I have also included data for the recently discovered (and possibly apocryphal) Sparkle penguin species (believed to have been named by a precocious 6 year old with a passion for shiny things and unicorns).
# A tibble: 8 × 3
species sex count
<fct> <fct> <int>
1 Adelie female 73
2 Adelie male 18
3 Chinstrap female 17
4 Chinstrap male 4
5 Gentoo female 58
6 Gentoo male 15
7 Sparkle female 80
8 Sparkle male 10
The total sample count is 275, of which 47 are male and 228 are female.
Sparkle Penguins
Let’s start by focusing our attention on those Sparkle penguins. The data consists of 10 male and 80 female Sparkle penguins. Let’s generate a density plot of flipper length using geom_density()
.
ggplot(sparkle) +
geom_density(aes(x = flipper_length_mm, fill=sex), alpha = 0.5)
One of the unique (and remarkable!) characteristics of this species is that the length of their flippers is uniformly distributed between 180 and 230 mm.

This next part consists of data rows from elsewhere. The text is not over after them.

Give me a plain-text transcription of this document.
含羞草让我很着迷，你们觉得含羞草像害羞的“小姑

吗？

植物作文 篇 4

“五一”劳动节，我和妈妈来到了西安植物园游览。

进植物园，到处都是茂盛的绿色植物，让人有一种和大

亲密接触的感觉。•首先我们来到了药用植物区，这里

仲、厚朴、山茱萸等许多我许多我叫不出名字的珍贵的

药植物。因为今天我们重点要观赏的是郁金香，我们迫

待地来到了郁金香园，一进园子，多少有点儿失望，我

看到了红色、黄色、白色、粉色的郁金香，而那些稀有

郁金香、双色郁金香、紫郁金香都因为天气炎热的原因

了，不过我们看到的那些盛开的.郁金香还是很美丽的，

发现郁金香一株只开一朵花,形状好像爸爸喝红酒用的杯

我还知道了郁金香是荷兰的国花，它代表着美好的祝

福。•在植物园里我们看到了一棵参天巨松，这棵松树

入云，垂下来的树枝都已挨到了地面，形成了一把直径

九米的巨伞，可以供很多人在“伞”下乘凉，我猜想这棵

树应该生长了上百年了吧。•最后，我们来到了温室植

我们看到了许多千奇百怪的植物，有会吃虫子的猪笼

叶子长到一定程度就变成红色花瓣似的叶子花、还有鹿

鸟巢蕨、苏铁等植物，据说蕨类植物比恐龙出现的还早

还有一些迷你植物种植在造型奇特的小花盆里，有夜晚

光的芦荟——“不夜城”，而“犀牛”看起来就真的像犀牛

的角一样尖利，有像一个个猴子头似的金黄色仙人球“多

These bounds are indicated by the vertical dashed lines. The above plot is completely consistent with this: the flipper length density is the same (or at least very similar!) for the two sexes. The difference between the curve for male and female is an artifact of the kernel density estimator used by geom_density()
. Since there are more observations of female Sparkle penguins, the distribution of flipper lengths is sharper (closer to square). The area under both curves is 1, which means that each curve can be interpreted as a probability density function (PDF).
But what if we want to actually plot the density of observations (in penguins per mm)? To do this we need to add in a y
aesthetic and use the after_stat()
function to delay the mapping.
ggplot(sparkle) +
geom_density(aes(x = flipper_length_mm, y = after_stat(count), fill=sex), alpha = 0.5) +
facet_grid(sex ~ .)
The shape of the curves remains the same, but now the area under the curves reflects the number of samples for each sex and the height of the curve represents the density of penguins in the sample (in penguins per mm). I’ve split the plot into two facets and overlaid a rug onto each to show the actual distribution of the samples.
Now we have two different views of the data arising from geom_density()
:
- a smoothed estimate of the underlying distribution and
- a smoothed distribution of the actual samples.
All the Penguins
Let’s broaden our scope and include all of the penguins. First let’s take a look at the vanilla output from geom_density()
. This shows us the distribution of flipper length across all species broken down by gender. Each curve gives the appropriate PDF. If we wanted to generate samples of flipper length with the appropriate distribution, then this is the data that we would want.
ggplot(penguins) +
geom_density(aes(x = flipper_length_mm, fill=sex), alpha = 0.5) +
facet_grid(sex ~ .)
If, however, we provide a delayed count as the y
aesthetic them we get the count density of penguin samples in the data. These curves tell us more about the actual sampled data than they do about the underlying distributions.
ggplot(penguins) +
geom_density(aes(x = flipper_length_mm, y = after_stat(count), fill=sex), alpha = 0.5)
Penguins on the Ridges
The {ggridges}
package includes geoms which provide a complementary view to geom_density()
and work particularly well when you need to break the data down into a number of categories. The same two views can be produced here too.
ggplot(penguins) +
geom_density_ridges(
aes(x = flipper_length_mm, y = species, fill = sex),
scale = 1.5,
alpha = 0.5
)
Because geom_density_ridges()
uses the y
aesthetic to determine the ridge offset, we use the height
aesthetic to specify the delayed count.
ggplot(penguins) +
geom_density_ridges(
aes(x = flipper_length_mm, y = species, fill = sex, height = after_stat(count)),
stat="density",
scale = 1.5,
alpha = 0.5
)
Something similar could be achieved directly with {ggplot2}
by using facets, but I think that ridgeline plots really are 🚀.